I’ll admit it: I’ve seen his whole career and I don’t know what to make of Melky Cabrera. I see him on a roll like this, and I think he’s a legitimate major league outfielder. He homered on Wednesday and went 2 for 4, raising his average to .321 and helping the Yankees to their eighth victory in a row, 11-4 over Baltimore. And he’s a reliable defender.
But it’s weird. Do you know he’s gone 43 plate appearances since his last walk? That’s kind of startling, since he’s hitting in front of the third- or fourth-string catcher. But what does it really matter? The Yankees are winning and his on-base percentage is .374.
History says this won’t last. Remember, Cabrera was hot at the start of last season, too. Through the games of last May 4, Cabrera was batting .291 with six homers. . . .
“He’s a different player is the way I see it,” Manager Joe Girardi said. “He’s consistent from both sides of the plate, he’s having good at-bats all the time, he’s not trying to do too much, he’s hitting a lot of line drives, some of his line drives have gone out of the ballpark. He’s been aggressive. We’re very pleased with what we’re getting from him.”
Wang has thrown 13 scoreless innings over his previous two starts in the Minors, though the Yankees have been looking to see more consistency from his sinker. He showed flashes of regaining that command in a bullpen session on Tuesday at Yankee Stadium.
“We want to see what we saw in the bullpen,” Yankees manager Joe Girardi said. “We want to see him take that into the game. That will tell us a lot.”. . .
“We all know that he wants to be here, and we want him to,” Girardi said. “But he understood where we’re coming from. We want to see that stuff he had in the bullpen in the game.”
[My take: Will Chamberlain taking a liner off his knee last night change the plan for CMW?]

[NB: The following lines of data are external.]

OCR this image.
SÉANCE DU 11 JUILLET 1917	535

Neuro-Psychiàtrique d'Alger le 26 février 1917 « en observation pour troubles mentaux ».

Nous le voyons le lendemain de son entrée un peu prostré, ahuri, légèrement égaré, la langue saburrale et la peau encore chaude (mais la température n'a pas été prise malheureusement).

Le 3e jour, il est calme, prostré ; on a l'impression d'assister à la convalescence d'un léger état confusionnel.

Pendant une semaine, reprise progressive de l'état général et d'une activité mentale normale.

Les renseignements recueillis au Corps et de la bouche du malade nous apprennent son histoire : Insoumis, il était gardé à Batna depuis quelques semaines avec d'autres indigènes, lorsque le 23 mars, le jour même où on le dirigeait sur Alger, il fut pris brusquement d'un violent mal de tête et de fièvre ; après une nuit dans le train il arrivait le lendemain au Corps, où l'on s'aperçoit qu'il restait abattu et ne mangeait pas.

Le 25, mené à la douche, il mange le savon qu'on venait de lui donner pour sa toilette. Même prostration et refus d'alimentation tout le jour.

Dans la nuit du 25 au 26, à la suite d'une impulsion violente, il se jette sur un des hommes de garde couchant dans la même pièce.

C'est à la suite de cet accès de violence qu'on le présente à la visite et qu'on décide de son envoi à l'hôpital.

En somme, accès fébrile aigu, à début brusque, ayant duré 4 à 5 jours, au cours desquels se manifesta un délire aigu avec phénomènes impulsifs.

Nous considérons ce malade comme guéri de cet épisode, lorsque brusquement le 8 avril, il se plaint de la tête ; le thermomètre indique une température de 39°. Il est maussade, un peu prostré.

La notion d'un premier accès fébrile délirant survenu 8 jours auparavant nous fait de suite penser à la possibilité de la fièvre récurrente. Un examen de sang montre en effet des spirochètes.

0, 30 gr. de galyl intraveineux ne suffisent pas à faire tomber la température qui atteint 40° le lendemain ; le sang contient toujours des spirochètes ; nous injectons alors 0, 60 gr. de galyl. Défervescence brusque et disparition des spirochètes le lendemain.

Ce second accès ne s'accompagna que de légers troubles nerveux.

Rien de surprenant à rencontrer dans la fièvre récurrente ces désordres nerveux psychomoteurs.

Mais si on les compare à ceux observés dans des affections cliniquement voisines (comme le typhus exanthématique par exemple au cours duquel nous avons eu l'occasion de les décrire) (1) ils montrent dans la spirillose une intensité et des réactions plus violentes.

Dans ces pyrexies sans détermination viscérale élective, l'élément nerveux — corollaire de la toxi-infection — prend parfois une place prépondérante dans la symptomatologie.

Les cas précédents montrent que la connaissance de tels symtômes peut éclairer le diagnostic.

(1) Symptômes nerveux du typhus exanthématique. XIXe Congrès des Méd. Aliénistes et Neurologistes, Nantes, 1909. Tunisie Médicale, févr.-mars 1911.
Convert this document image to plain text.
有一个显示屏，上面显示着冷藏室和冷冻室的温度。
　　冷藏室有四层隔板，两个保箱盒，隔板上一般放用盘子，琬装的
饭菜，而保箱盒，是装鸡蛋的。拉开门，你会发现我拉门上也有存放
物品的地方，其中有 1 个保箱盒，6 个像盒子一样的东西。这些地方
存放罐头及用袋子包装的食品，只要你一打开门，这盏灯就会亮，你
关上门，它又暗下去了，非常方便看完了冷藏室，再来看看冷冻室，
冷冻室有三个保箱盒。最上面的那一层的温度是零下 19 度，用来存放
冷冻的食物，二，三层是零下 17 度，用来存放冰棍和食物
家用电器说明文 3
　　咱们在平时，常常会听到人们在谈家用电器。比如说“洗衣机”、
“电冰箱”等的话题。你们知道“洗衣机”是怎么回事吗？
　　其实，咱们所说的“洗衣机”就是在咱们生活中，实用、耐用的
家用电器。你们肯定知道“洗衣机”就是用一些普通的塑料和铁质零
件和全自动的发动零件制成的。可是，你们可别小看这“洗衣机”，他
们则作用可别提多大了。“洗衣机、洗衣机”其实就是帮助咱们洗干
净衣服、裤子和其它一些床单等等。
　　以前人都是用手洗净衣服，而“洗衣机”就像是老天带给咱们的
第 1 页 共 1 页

The Yanks got a scare last night when an Adam Jones line drive caught Joba Chamberlain on the outside of his right knee in the top of the first inning. Chamberlain picked up the ball and retired Jones at first base for the second out of the game, but was in obvious pain. He initially convinced his manager and trainer to leave him in the game, but after giving up singles to the next two batters and hobbling a bit on his way to back up third base after the latter, he was pulled.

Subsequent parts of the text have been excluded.